The hole was not big enough when we tried to lower him in and I had to dig a bit more. I went to the shed that stood in the corner of the garden and got the spade and walked back to the hole and started to dig. My aunt wept and howled and the jasmine flowers jam-packed the air with a pregnant fragrance that clouded my brain. The cicadas roared. The spade cut deep into the crimson dirt and as I the pierced the earth I felt the rush of blood through my chest and I heard the high-pitched noise my aunt created and I felt the unrelenting violence of the spade carving and wounding the ground where I was going to fold my father into. I turned and I saw the ugly gash gaping in my aunt’s throat and the fright in her pale eyes and I heard the shrill squeaks of her failed attempts to breathe. I watched her shudder in the grass. 
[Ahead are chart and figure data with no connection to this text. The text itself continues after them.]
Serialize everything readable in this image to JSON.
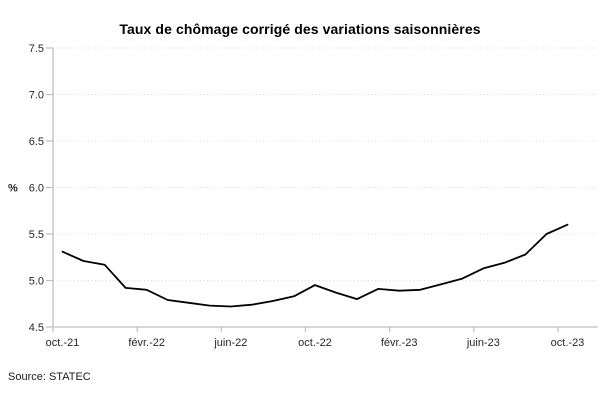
{
  "source": "Source: STATEC",
  "chart_data": {
    "type": "line",
    "title": "Taux de chômage corrigé des variations saisonnières",
    "ylabel": "%",
    "xlabel": "",
    "categories": [
      "oct.-21",
      "nov.-21",
      "déc.-21",
      "janv.-22",
      "févr.-22",
      "mars-22",
      "avr.-22",
      "mai-22",
      "juin-22",
      "juil.-22",
      "août-22",
      "sept.-22",
      "oct.-22",
      "nov.-22",
      "déc.-22",
      "janv.-23",
      "févr.-23",
      "mars-23",
      "avr.-23",
      "mai-23",
      "juin-23",
      "juil.-23",
      "août-23",
      "sept.-23",
      "oct.-23"
    ],
    "values": [
      5.31,
      5.21,
      5.17,
      4.92,
      4.9,
      4.79,
      4.76,
      4.73,
      4.72,
      4.74,
      4.78,
      4.83,
      4.95,
      4.87,
      4.8,
      4.91,
      4.89,
      4.9,
      4.96,
      5.02,
      5.13,
      5.19,
      5.28,
      5.5,
      5.6
    ],
    "x_tick_labels": [
      "oct.-21",
      "févr.-22",
      "juin-22",
      "oct.-22",
      "févr.-23",
      "juin-23",
      "oct.-23"
    ],
    "y_ticks": [
      4.5,
      5.0,
      5.5,
      6.0,
      6.5,
      7.0,
      7.5
    ],
    "y_tick_labels": [
      "4.5",
      "5.0",
      "5.5",
      "6.0",
      "6.5",
      "7.0",
      "7.5"
    ],
    "ylim": [
      4.5,
      7.5
    ],
    "legend": "none",
    "grid": "horizontal-dotted",
    "line_color": "#000000",
    "axis_color": "#bfbfbf",
    "grid_color": "#d9d9d9",
    "text_color": "#262626"
  }
}
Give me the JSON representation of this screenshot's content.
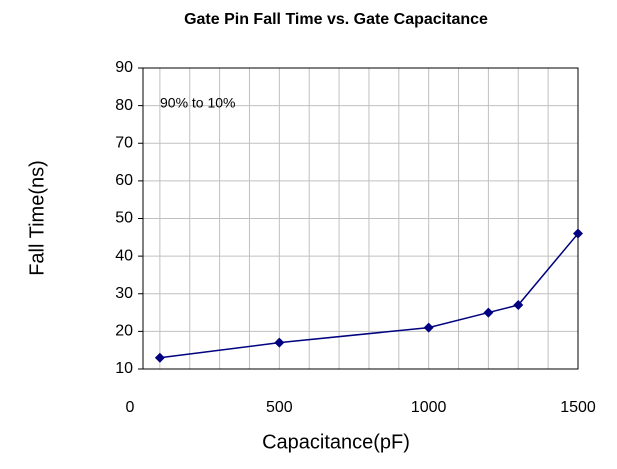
{
  "chart_data": {
    "type": "line",
    "title": "Gate Pin Fall Time vs. Gate Capacitance",
    "xlabel": "Capacitance(pF)",
    "ylabel": "Fall Time(ns)",
    "annotation": "90% to 10%",
    "x": [
      100,
      500,
      1000,
      1200,
      1300,
      1500
    ],
    "series": [
      {
        "name": "Fall Time",
        "color": "#000080",
        "values": [
          13,
          17,
          21,
          25,
          27,
          46
        ]
      }
    ],
    "xlim": [
      0,
      1500
    ],
    "xticks": [
      0,
      500,
      1000,
      1500
    ],
    "x_gridlines": [
      100,
      200,
      300,
      400,
      500,
      600,
      700,
      800,
      900,
      1000,
      1100,
      1200,
      1300,
      1400,
      1500
    ],
    "ylim": [
      10,
      90
    ],
    "yticks": [
      10,
      20,
      30,
      40,
      50,
      60,
      70,
      80,
      90
    ],
    "grid": true
  }
}
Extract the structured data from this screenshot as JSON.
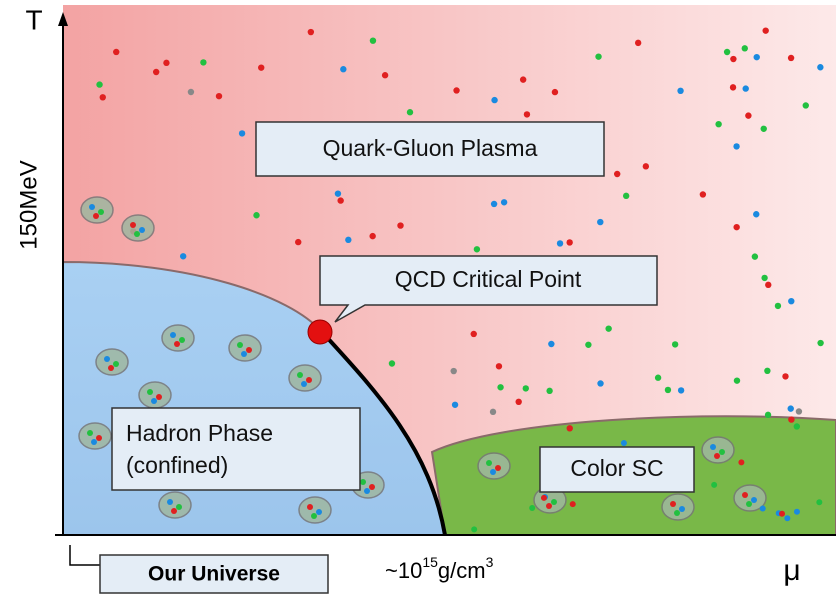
{
  "axes": {
    "y_label": "T",
    "y_marker": "150MeV",
    "x_label": "μ",
    "x_marker": {
      "prefix": "~10",
      "exponent": "15",
      "unit": "g/cm",
      "unit_exponent": "3"
    }
  },
  "regions": {
    "plasma": "Quark-Gluon Plasma",
    "critical_point": "QCD Critical Point",
    "hadron": {
      "line1": "Hadron Phase",
      "line2": "(confined)"
    },
    "color_sc": "Color SC"
  },
  "universe": "Our Universe"
}
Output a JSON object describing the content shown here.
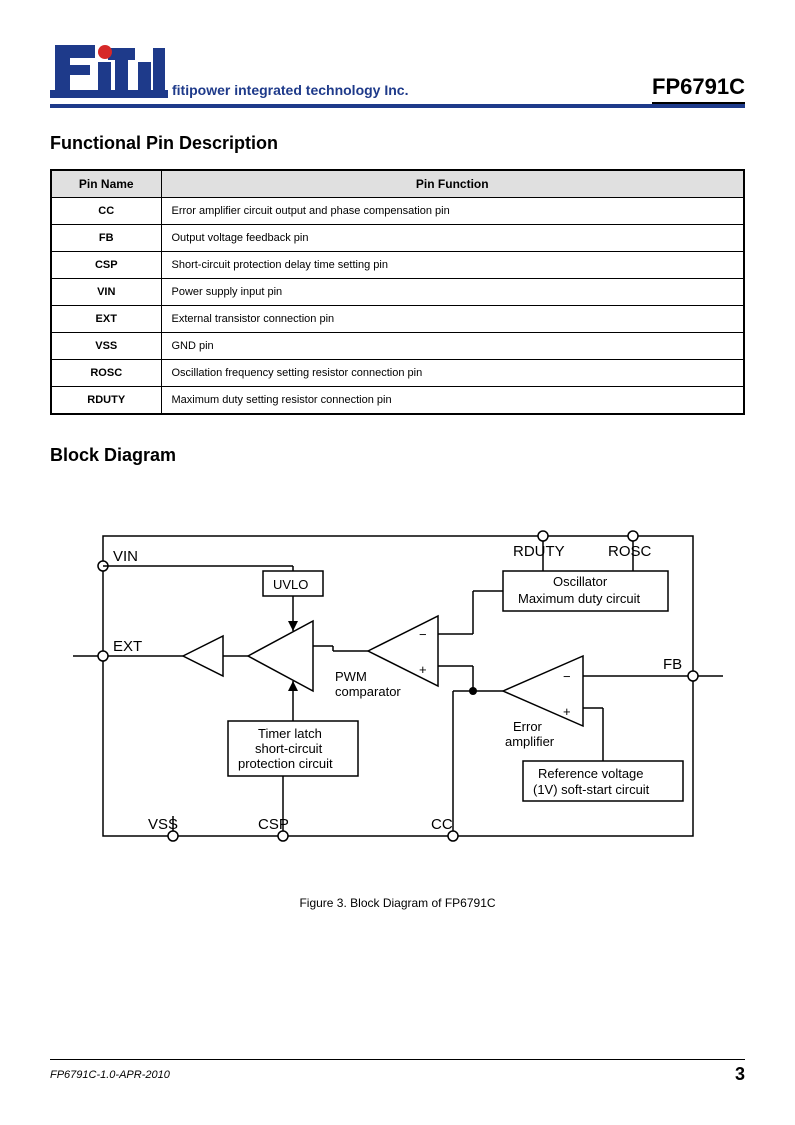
{
  "header": {
    "company_name": "fitipower integrated technology Inc.",
    "part_number": "FP6791C"
  },
  "logo": {
    "primary_color": "#1e3a8a",
    "accent_color": "#d62828"
  },
  "section1": {
    "title": "Functional Pin Description",
    "table": {
      "columns": [
        "Pin Name",
        "Pin Function"
      ],
      "rows": [
        [
          "CC",
          "Error amplifier circuit output and phase compensation pin"
        ],
        [
          "FB",
          "Output voltage feedback pin"
        ],
        [
          "CSP",
          "Short-circuit protection delay time setting pin"
        ],
        [
          "VIN",
          "Power supply input pin"
        ],
        [
          "EXT",
          "External transistor connection pin"
        ],
        [
          "VSS",
          "GND pin"
        ],
        [
          "ROSC",
          "Oscillation frequency setting resistor connection pin"
        ],
        [
          "RDUTY",
          "Maximum duty setting resistor connection pin"
        ]
      ]
    }
  },
  "section2": {
    "title": "Block Diagram",
    "caption": "Figure 3. Block Diagram of FP6791C"
  },
  "diagram": {
    "type": "block-diagram",
    "stroke_color": "#000000",
    "fill_color": "#ffffff",
    "pins": {
      "VIN": "VIN",
      "EXT": "EXT",
      "VSS": "VSS",
      "CSP": "CSP",
      "CC": "CC",
      "FB": "FB",
      "RDUTY": "RDUTY",
      "ROSC": "ROSC"
    },
    "blocks": {
      "uvlo": "UVLO",
      "pwm": "PWM\ncomparator",
      "timer": "Timer latch\nshort-circuit\nprotection circuit",
      "oscillator": "Oscillator\nMaximum duty circuit",
      "error_amp": "Error\namplifier",
      "ref_voltage": "Reference voltage\n(1V) soft-start circuit"
    }
  },
  "footer": {
    "doc_id": "FP6791C-1.0-APR-2010",
    "page_number": "3"
  }
}
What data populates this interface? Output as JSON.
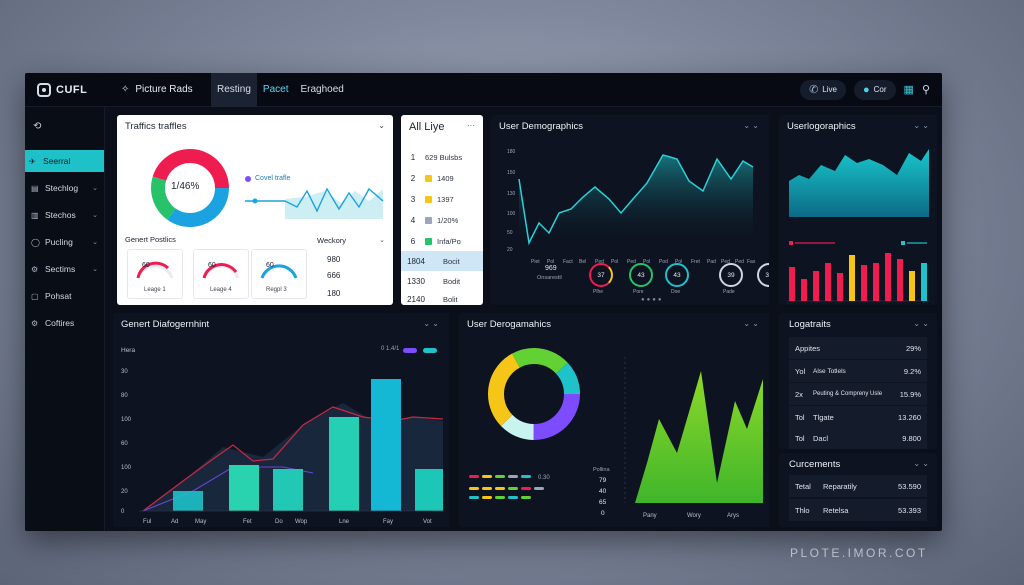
{
  "app": {
    "logo": "CUFL"
  },
  "topbar": {
    "brand": "Picture Rads",
    "tabs": [
      {
        "label": "Resting"
      },
      {
        "label": "Pacet"
      },
      {
        "label": "Eraghoed"
      }
    ],
    "btn_live": "Live",
    "btn_user": "Cor"
  },
  "sidebar": {
    "items": [
      {
        "label": "Seerral"
      },
      {
        "label": "Stechlog"
      },
      {
        "label": "Stechos"
      },
      {
        "label": "Pucling"
      },
      {
        "label": "Sectims"
      },
      {
        "label": "Pohsat"
      },
      {
        "label": "Coftires"
      }
    ]
  },
  "traffic": {
    "title": "Traffics traffles",
    "donut_label": "1/46%",
    "legend": "Covel trafle",
    "subtitle": "Genert Postlics",
    "weekday": "Weckory",
    "gauges": [
      {
        "value": "60",
        "label": "Leage 1"
      },
      {
        "value": "60",
        "label": "Leage 4"
      },
      {
        "value": "60",
        "label": "Regpl 3"
      }
    ],
    "col_values": [
      "980",
      "666",
      "180"
    ]
  },
  "all_live": {
    "title": "All Liye",
    "rows": [
      {
        "num": "1",
        "text": "629 Bulsbs"
      },
      {
        "num": "2",
        "text": "1409"
      },
      {
        "num": "3",
        "text": "1397"
      },
      {
        "num": "4",
        "text": "1/20%"
      },
      {
        "num": "6",
        "text": "Infa/Po"
      },
      {
        "num": "1804",
        "text": "Bocit"
      },
      {
        "num": "1330",
        "text": "Bodit"
      },
      {
        "num": "2140",
        "text": "Bolit"
      }
    ]
  },
  "user_demo_top": {
    "title": "User Demographics",
    "y_labels": [
      "180",
      "150",
      "130",
      "100",
      "50",
      "20"
    ],
    "x_labels": [
      "Piet",
      "Pol",
      "Fact",
      "Bel",
      "Ped",
      "Pol",
      "Ped",
      "Pol",
      "Pod",
      "Pol",
      "Fret",
      "Pad",
      "Ped",
      "Ped",
      "Fax"
    ],
    "stat_main_value": "969",
    "stat_main_label": "Onsarestil",
    "rings": [
      {
        "value": "37",
        "label": "Plhe"
      },
      {
        "value": "43",
        "label": "Pore"
      },
      {
        "value": "43",
        "label": "Doe"
      },
      {
        "value": "39",
        "label": "Pade"
      },
      {
        "value": "39",
        "label": "Lase"
      }
    ]
  },
  "user_logo": {
    "title": "Userlogoraphics"
  },
  "genert": {
    "title": "Genert Diafogernhint",
    "series_label": "Hera",
    "legend_text": "0 1.4/1",
    "y_labels": [
      "30",
      "80",
      "100",
      "60",
      "100",
      "20",
      "0"
    ],
    "x_labels": [
      "Ful",
      "Ad",
      "May",
      "Fet",
      "Do",
      "Wop",
      "Lne",
      "Fay",
      "Vot"
    ]
  },
  "user_demo_bottom": {
    "title": "User Derogamahics",
    "side_label": "Pollina",
    "side_values": [
      "79",
      "40",
      "65",
      "0"
    ],
    "legend_value": "0.30",
    "x_labels": [
      "Pany",
      "Wory",
      "Arys"
    ]
  },
  "logatraits": {
    "title": "Logatraits",
    "rows": [
      {
        "c1": "Appites",
        "c2": "",
        "c3": "29%"
      },
      {
        "c1": "Yol",
        "c2": "Alse Totlels",
        "c3": "9.2%"
      },
      {
        "c1": "2x",
        "c2": "Peuting & Compreny Usle",
        "c3": "15.9%"
      },
      {
        "c1": "Tol",
        "c2": "Tlgate",
        "c3": "13.260"
      },
      {
        "c1": "Tol",
        "c2": "Dacl",
        "c3": "9.800"
      }
    ]
  },
  "comments": {
    "title": "Curcements",
    "rows": [
      {
        "c1": "Tetal",
        "c2": "Reparatily",
        "c3": "53.590"
      },
      {
        "c1": "Thlo",
        "c2": "Retelsa",
        "c3": "53.393"
      }
    ]
  },
  "watermark": "PLOTE.IMOR.COT",
  "colors": {
    "accent": "#1fc1c8",
    "bg": "#0b0f1a",
    "red": "#ef1d4f",
    "yellow": "#f5c518",
    "green": "#62d133",
    "purple": "#7e4cff"
  }
}
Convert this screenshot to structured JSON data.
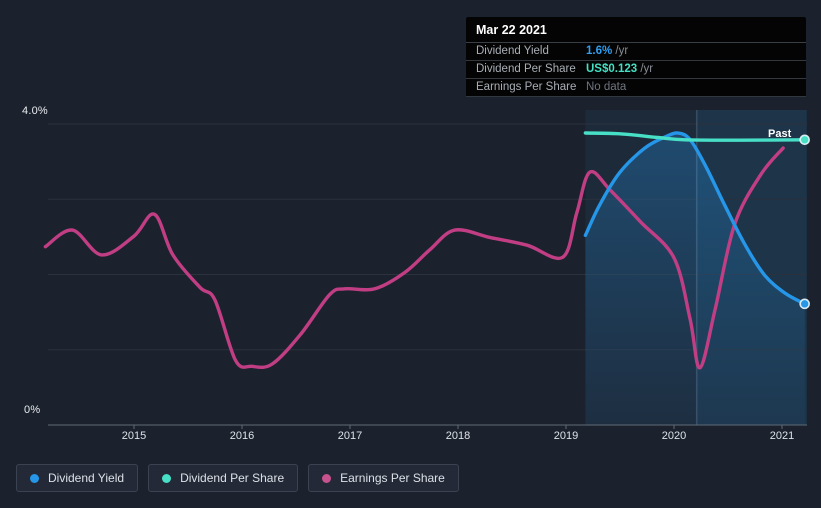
{
  "tooltip": {
    "date": "Mar 22 2021",
    "rows": [
      {
        "label": "Dividend Yield",
        "value": "1.6%",
        "suffix": " /yr",
        "value_color": "#2e9ff2"
      },
      {
        "label": "Dividend Per Share",
        "value": "US$0.123",
        "suffix": " /yr",
        "value_color": "#43e0c3"
      },
      {
        "label": "Earnings Per Share",
        "value": "No data",
        "suffix": "",
        "value_color": "#6f7680"
      }
    ]
  },
  "legend": {
    "items": [
      {
        "label": "Dividend Yield",
        "color": "#2596e8"
      },
      {
        "label": "Dividend Per Share",
        "color": "#47dfc6"
      },
      {
        "label": "Earnings Per Share",
        "color": "#c8528d"
      }
    ]
  },
  "chart_data": {
    "type": "line",
    "x_tick_labels": [
      "2015",
      "2016",
      "2017",
      "2018",
      "2019",
      "2020",
      "2021"
    ],
    "x_ticks_years": [
      2015,
      2016,
      2017,
      2018,
      2019,
      2020,
      2021
    ],
    "y_axis_labels": [
      "4.0%",
      "0%"
    ],
    "ylim": [
      0,
      4
    ],
    "y_gridlines_pct": [
      4,
      3,
      2,
      1
    ],
    "x_range_years": [
      2014.17,
      2021.23
    ],
    "grid": true,
    "legend_position": "bottom-left",
    "past_region": {
      "label": "Past",
      "start_year": 2019.18,
      "divider_year": 2020.21,
      "end_year": 2021.23
    },
    "series": [
      {
        "name": "Dividend Yield",
        "color": "#2596e8",
        "unit": "% /yr",
        "current_value": "1.6% /yr",
        "end_dot": true,
        "area_fill": true,
        "points": [
          [
            2019.18,
            2.52
          ],
          [
            2019.31,
            2.92
          ],
          [
            2019.5,
            3.36
          ],
          [
            2019.73,
            3.68
          ],
          [
            2019.92,
            3.83
          ],
          [
            2020.04,
            3.88
          ],
          [
            2020.15,
            3.79
          ],
          [
            2020.29,
            3.45
          ],
          [
            2020.47,
            2.92
          ],
          [
            2020.66,
            2.39
          ],
          [
            2020.84,
            1.99
          ],
          [
            2021.03,
            1.75
          ],
          [
            2021.21,
            1.61
          ]
        ]
      },
      {
        "name": "Dividend Per Share",
        "color": "#47dfc6",
        "unit": "US$ /yr",
        "current_value": "US$0.123 /yr",
        "end_dot": true,
        "area_fill": false,
        "points": [
          [
            2019.18,
            3.88
          ],
          [
            2019.5,
            3.87
          ],
          [
            2019.85,
            3.82
          ],
          [
            2020.1,
            3.79
          ],
          [
            2020.6,
            3.785
          ],
          [
            2021.21,
            3.79
          ]
        ]
      },
      {
        "name": "Earnings Per Share",
        "color": "#c13e84",
        "unit": "",
        "current_value": "No data",
        "end_dot": false,
        "area_fill": false,
        "points": [
          [
            2014.18,
            2.37
          ],
          [
            2014.43,
            2.59
          ],
          [
            2014.7,
            2.26
          ],
          [
            2015.0,
            2.51
          ],
          [
            2015.19,
            2.8
          ],
          [
            2015.36,
            2.26
          ],
          [
            2015.61,
            1.83
          ],
          [
            2015.75,
            1.66
          ],
          [
            2015.94,
            0.86
          ],
          [
            2016.09,
            0.78
          ],
          [
            2016.28,
            0.81
          ],
          [
            2016.54,
            1.2
          ],
          [
            2016.81,
            1.73
          ],
          [
            2016.95,
            1.81
          ],
          [
            2017.23,
            1.81
          ],
          [
            2017.51,
            2.03
          ],
          [
            2017.74,
            2.33
          ],
          [
            2017.97,
            2.59
          ],
          [
            2018.3,
            2.49
          ],
          [
            2018.64,
            2.39
          ],
          [
            2018.97,
            2.23
          ],
          [
            2019.1,
            2.82
          ],
          [
            2019.22,
            3.36
          ],
          [
            2019.41,
            3.12
          ],
          [
            2019.69,
            2.7
          ],
          [
            2020.0,
            2.22
          ],
          [
            2020.15,
            1.4
          ],
          [
            2020.24,
            0.76
          ],
          [
            2020.38,
            1.53
          ],
          [
            2020.56,
            2.66
          ],
          [
            2020.8,
            3.32
          ],
          [
            2021.01,
            3.68
          ]
        ]
      }
    ]
  }
}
The fierce scent of blood fused with the jasmine and the eucalyptus and the golden rays of the sun glimmered the garnet puddle where my aunt lay in. I held my breath. I spat in my hand and erased the stains from my father’s suit with the pinstriped lines and held his red-stained hands and folded him in two and dropped him down the hole. In the silence of the garden, I heard the soft thump that felt like a sigh. I whispered that I had been a good boy. I picked up the spade and shovelled the dirt and the grass and the blood into the hole until the sun had reached its highest point in the sky and then I sat down on the grass and drank his brandy that smelled of cinnamon.